More than a quarter of advisers are working longer hours than a year ago, a survey by Prudential finds.
27 per cent are working longer, according to the research. 4 per cent of advisers are spending more than 70 hours a week working, the equivalent of 14 hour days five days a week.
This figure rises to 6 per cent for mortgage advisers and 7 per cent for debt management specialist advisers.
Prudential director of specialist business support Vince Smith-Hughes says: “The rationale behind the survey findings is because of the demand for advice; they’re making more money because the demand for advice has gone through the roof.”
“With pension freedoms, we have moved from a place of annuities as the retirement income vehicle of choice, we’re now in a position where drawdown is the retirement income vehicle of choice…10 years after the introduction of pension simplification it’s as complicated as its ever been.”
At firms with more than £50m of assets under management – the largest in sample – 28 per cent are working longer hours, slightly more than the 24 per cent of advisers at firms with under £10m in assets who are putting in more hours.
Head of business consultancy at Prudential Paul Harrison notes that longer hours might not mean advice firms are more profitable, however.
“People are only making more money if they are charging by the hour; you might be working harder but you might not be more profitable.”
“If the work is taking you two hours longer you could say you are running at a loss.”
On average, the advisers in the survey charge an hourly rate of £157 an hour.
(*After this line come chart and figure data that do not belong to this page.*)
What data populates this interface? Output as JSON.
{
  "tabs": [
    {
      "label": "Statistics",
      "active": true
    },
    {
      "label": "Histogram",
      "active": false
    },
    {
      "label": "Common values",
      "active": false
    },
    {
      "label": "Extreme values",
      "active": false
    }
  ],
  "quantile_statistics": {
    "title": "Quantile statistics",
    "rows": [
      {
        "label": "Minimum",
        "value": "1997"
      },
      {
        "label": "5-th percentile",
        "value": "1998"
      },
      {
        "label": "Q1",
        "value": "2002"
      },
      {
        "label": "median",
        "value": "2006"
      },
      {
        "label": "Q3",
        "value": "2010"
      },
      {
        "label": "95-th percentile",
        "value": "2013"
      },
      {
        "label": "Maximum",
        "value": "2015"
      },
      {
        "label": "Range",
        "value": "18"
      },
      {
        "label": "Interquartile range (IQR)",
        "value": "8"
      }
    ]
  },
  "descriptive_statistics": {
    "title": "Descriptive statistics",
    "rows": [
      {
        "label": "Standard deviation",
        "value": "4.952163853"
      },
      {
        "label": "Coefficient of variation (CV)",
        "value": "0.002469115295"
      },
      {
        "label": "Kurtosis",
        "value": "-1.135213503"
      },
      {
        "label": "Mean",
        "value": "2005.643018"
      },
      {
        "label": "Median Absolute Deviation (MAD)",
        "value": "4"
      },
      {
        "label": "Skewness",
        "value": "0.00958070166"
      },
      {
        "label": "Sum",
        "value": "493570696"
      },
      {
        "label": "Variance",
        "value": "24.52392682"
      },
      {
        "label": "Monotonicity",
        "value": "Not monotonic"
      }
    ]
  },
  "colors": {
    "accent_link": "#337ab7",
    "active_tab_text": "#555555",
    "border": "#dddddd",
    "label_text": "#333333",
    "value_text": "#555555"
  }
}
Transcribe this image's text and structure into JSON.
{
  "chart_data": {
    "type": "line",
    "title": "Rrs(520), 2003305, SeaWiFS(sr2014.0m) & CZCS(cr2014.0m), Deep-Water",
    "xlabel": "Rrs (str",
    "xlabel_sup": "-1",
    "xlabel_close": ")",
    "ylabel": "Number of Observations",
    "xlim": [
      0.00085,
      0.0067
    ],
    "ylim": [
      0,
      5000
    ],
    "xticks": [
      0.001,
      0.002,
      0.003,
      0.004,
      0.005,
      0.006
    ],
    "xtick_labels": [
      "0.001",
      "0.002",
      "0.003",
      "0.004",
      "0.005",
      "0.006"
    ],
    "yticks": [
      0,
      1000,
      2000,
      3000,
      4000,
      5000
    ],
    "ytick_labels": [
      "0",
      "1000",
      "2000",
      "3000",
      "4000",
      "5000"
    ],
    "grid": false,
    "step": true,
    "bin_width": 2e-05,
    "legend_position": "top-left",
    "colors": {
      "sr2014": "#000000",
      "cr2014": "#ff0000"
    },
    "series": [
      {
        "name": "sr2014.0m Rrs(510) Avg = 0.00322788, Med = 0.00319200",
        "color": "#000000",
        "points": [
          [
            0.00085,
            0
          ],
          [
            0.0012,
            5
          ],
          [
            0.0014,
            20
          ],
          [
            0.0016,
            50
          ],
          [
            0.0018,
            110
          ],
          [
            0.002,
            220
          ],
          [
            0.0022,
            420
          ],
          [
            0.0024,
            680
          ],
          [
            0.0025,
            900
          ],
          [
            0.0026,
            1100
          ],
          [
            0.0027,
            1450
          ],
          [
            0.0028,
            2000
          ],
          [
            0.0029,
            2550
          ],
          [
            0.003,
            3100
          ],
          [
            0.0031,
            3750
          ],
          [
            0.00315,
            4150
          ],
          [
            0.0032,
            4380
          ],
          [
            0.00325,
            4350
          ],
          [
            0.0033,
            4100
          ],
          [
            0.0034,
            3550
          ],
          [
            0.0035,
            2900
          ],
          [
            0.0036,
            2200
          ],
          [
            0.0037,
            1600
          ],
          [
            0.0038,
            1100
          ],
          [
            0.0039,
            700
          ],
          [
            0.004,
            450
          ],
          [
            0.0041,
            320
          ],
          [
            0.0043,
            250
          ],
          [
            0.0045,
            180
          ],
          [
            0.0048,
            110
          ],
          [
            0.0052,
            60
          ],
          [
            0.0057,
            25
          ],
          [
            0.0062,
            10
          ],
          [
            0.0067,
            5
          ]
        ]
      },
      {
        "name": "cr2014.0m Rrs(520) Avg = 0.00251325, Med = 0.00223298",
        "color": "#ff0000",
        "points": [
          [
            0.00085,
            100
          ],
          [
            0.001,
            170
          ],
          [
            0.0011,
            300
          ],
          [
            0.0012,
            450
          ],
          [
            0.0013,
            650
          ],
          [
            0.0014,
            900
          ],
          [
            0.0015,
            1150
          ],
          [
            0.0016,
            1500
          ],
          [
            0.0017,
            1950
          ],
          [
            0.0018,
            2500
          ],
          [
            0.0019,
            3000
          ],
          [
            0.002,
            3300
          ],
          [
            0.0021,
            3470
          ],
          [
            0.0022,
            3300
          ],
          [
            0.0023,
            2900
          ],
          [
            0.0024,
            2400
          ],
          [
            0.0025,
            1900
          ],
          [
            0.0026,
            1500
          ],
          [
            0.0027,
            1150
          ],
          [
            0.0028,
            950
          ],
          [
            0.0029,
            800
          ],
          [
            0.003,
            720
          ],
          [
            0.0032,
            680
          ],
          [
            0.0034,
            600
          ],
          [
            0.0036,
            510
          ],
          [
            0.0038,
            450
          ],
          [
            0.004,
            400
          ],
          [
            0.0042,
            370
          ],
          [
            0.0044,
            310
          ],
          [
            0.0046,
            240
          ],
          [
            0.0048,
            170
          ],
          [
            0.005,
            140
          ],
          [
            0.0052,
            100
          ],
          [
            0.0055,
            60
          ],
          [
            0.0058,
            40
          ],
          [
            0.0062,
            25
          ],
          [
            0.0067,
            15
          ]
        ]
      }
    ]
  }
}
Tax advice had a slightly higher average charge, £167 an hour, while mortgage advice cost a little less at £143 an hour.
Rise of the fixed fee
Harrison predicts that fixed fee models will increase in popularity in the future.
He says: “Over time fixed pricing will become a lot more prevalent. It’s clear, its transparent. As an adviser you can sit down with two enquiries, Fred and Bert, who are both similar, but you need to spend more time with Fred because he’s got more tax planning needs, say.”
“There’s a lot of scope for advisers to really think about their proposition and really think about their charging structure.”
More than one in ten advisers still work less than 30 hours a week, however, with 19 per cent saying they work fewer hours than last year.
On average, Prudential calculates that advisers spend 1 hour and 42 minutes on continuing professional development each week, and roughly the same amount of time on client meetings that fail to generate new business.
AKG Financial Analytics communications director Matt Ward says that over the long term robo-advice and fixed fees will put additional pricing pressure on the market.
Ward says: “In today’s world the problem is everyone is looking at cost…we have become extremely price sensitive. Post RDR we’ve moved away from commission to a fee. When a fee is placed in front of any of us if we have gone to see three advisers we have something to compare.”